Décision sur l’opposition no 3 150 293 page: 7 de 7
FRAIS
Conformément à l’article 109, paragraphe 1, du RMUE, la partie perdante dans une procédure d’opposition doit supporter les taxes et frais exposés par l’autre partie.
La demanderesse étant la partie perdante, elle doit supporter la taxe d’opposition ainsi que les frais exposés par l’opposante aux fins de la présente procédure.
Conformément à l’article 109, paragraphe 1 et (7) du RMUE et à l’article 18, paragraphe 1, point c) i), du REMUE, les frais à payer à l’opposante sont la taxe d’opposition et les frais de représentation, qui sont fixés sur la base du taux maximal qui y est fixé.
De la division d’opposition
MARTA GARCÍA COLLADO Félix Ortuño LÓPEZ Alina Lara SOLAR
Conformément à l’article 67 du RMUE, toute partie peut recourir contre cette décision pour autant que cette dernière n’ait pas fait droit à ses prétentions.

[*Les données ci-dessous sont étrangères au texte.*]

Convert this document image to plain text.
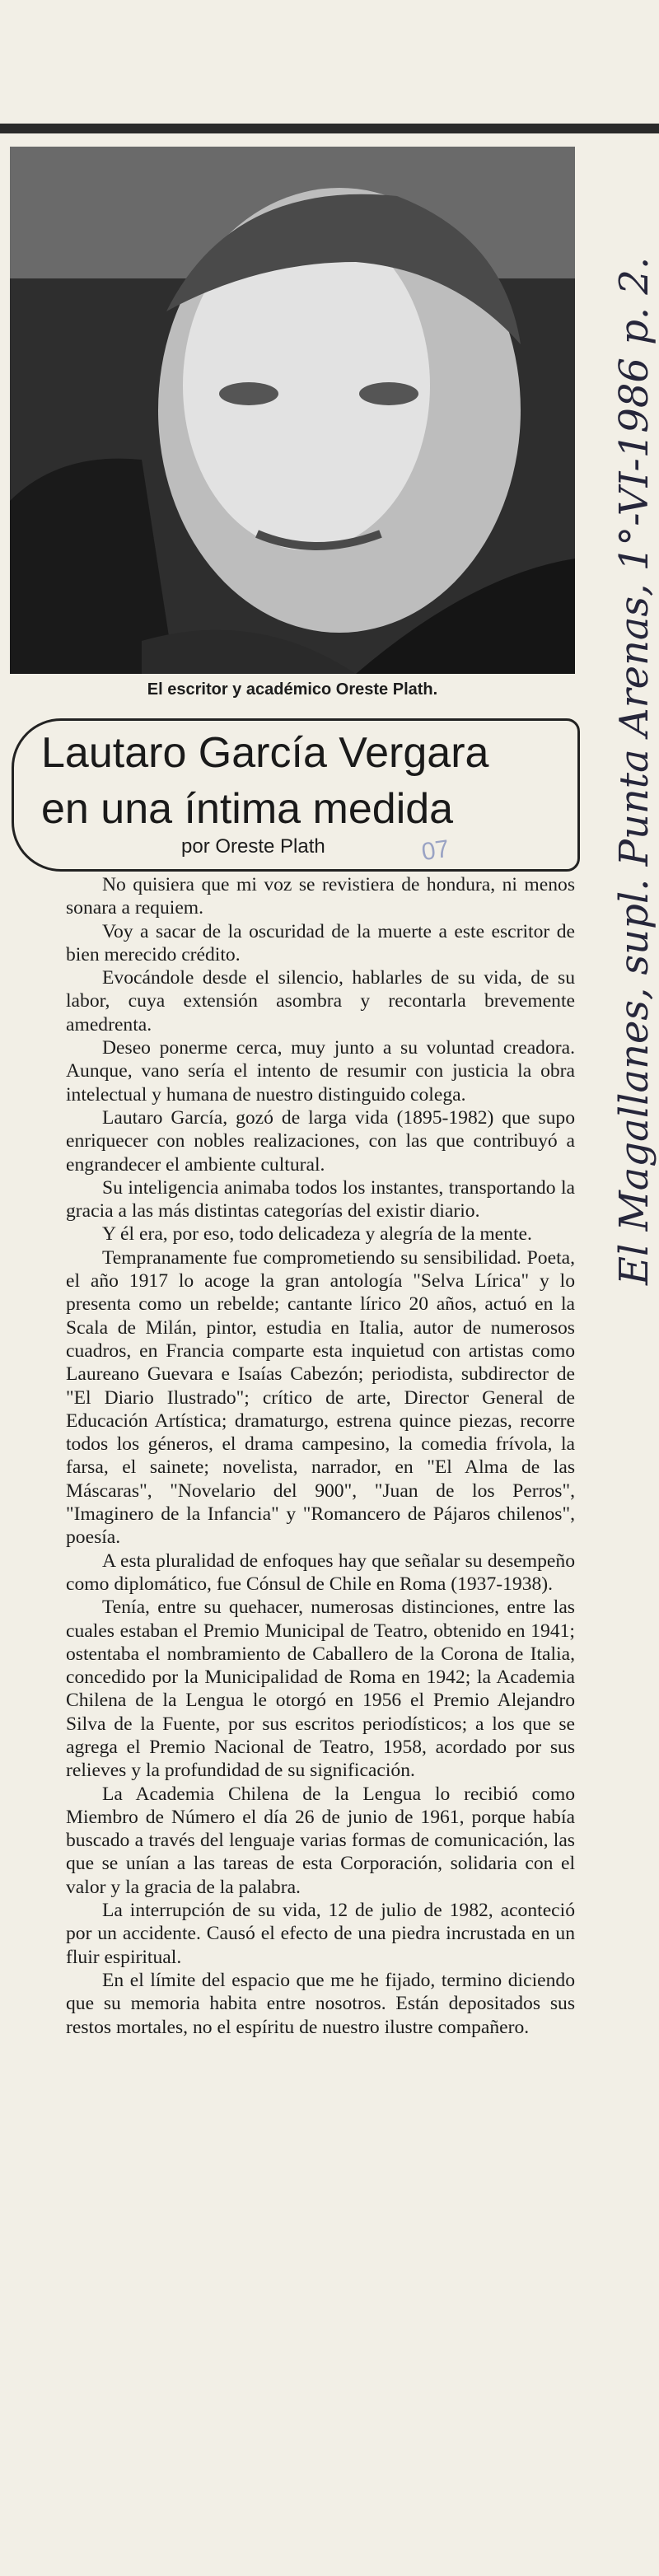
El escritor y académico Oreste Plath.
Lautaro García Vergara
en una íntima medida
por Oreste Plath	07

No quisiera que mi voz se revistiera de hondura, ni menos sonara a requiem.

Voy a sacar de la oscuridad de la muerte a este escritor de bien merecido crédito.

Evocándole desde el silencio, hablarles de su vida, de su labor, cuya extensión asombra y recontarla brevemente amedrenta.

Deseo ponerme cerca, muy junto a su voluntad creadora. Aunque, vano sería el intento de resumir con justicia la obra intelectual y humana de nuestro distinguido colega.

Lautaro García, gozó de larga vida (1895-1982) que supo enriquecer con nobles realizaciones, con las que contribuyó a engrandecer el ambiente cultural.

Su inteligencia animaba todos los instantes, transportando la gracia a las más distintas categorías del existir diario.

Y él era, por eso, todo delicadeza y alegría de la mente.

Tempranamente fue comprometiendo su sensibilidad. Poeta, el año 1917 lo acoge la gran antología "Selva Lírica" y lo presenta como un rebelde; cantante lírico 20 años, actuó en la Scala de Milán, pintor, estudia en Italia, autor de numerosos cuadros, en Francia comparte esta inquietud con artistas como Laureano Guevara e Isaías Cabezón; periodista, subdirector de "El Diario Ilustrado"; crítico de arte, Director General de Educación Artística; dramaturgo, estrena quince piezas, recorre todos los géneros, el drama campesino, la comedia frívola, la farsa, el sainete; novelista, narrador, en "El Alma de las Máscaras", "Novelario del 900", "Juan de los Perros", "Imaginero de la Infancia" y "Romancero de Pájaros chilenos", poesía.

A esta pluralidad de enfoques hay que señalar su desempeño como diplomático, fue Cónsul de Chile en Roma (1937-1938).

Tenía, entre su quehacer, numerosas distinciones, entre las cuales estaban el Premio Municipal de Teatro, obtenido en 1941; ostentaba el nombramiento de Caballero de la Corona de Italia, concedido por la Municipalidad de Roma en 1942; la Academia Chilena de la Lengua le otorgó en 1956 el Premio Alejandro Silva de la Fuente, por sus escritos periodísticos; a los que se agrega el Premio Nacional de Teatro, 1958, acordado por sus relieves y la profundidad de su significación.

La Academia Chilena de la Lengua lo recibió como Miembro de Número el día 26 de junio de 1961, porque había buscado a través del lenguaje varias formas de comunicación, las que se unían a las tareas de esta Corporación, solidaria con el valor y la gracia de la palabra.

La interrupción de su vida, 12 de julio de 1982, aconteció por un accidente. Causó el efecto de una piedra incrustada en un fluir espiritual.

En el límite del espacio que me he fijado, termino diciendo que su memoria habita entre nosotros. Están depositados sus restos mortales, no el espíritu de nuestro ilustre compañero.

El Magallanes, supl. Punta Arenas, 1°-VI-1986 p. 2.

Conformément à l’article 68 du RMUE, le recours doit être formé par écrit auprès de l’Office dans un délai de deux mois à compter du jour de la notification de la présente décision. L’acte de recours est déposé dans la langue de procédure de la décision attaquée. En outre, un mémoire exposant les motifs du recours doit être déposé par écrit dans un délai de quatre mois à compter de cette date. Le recours n’est considéré comme formé qu’après paiement de la taxe de recours d’un montant de 720 EUR.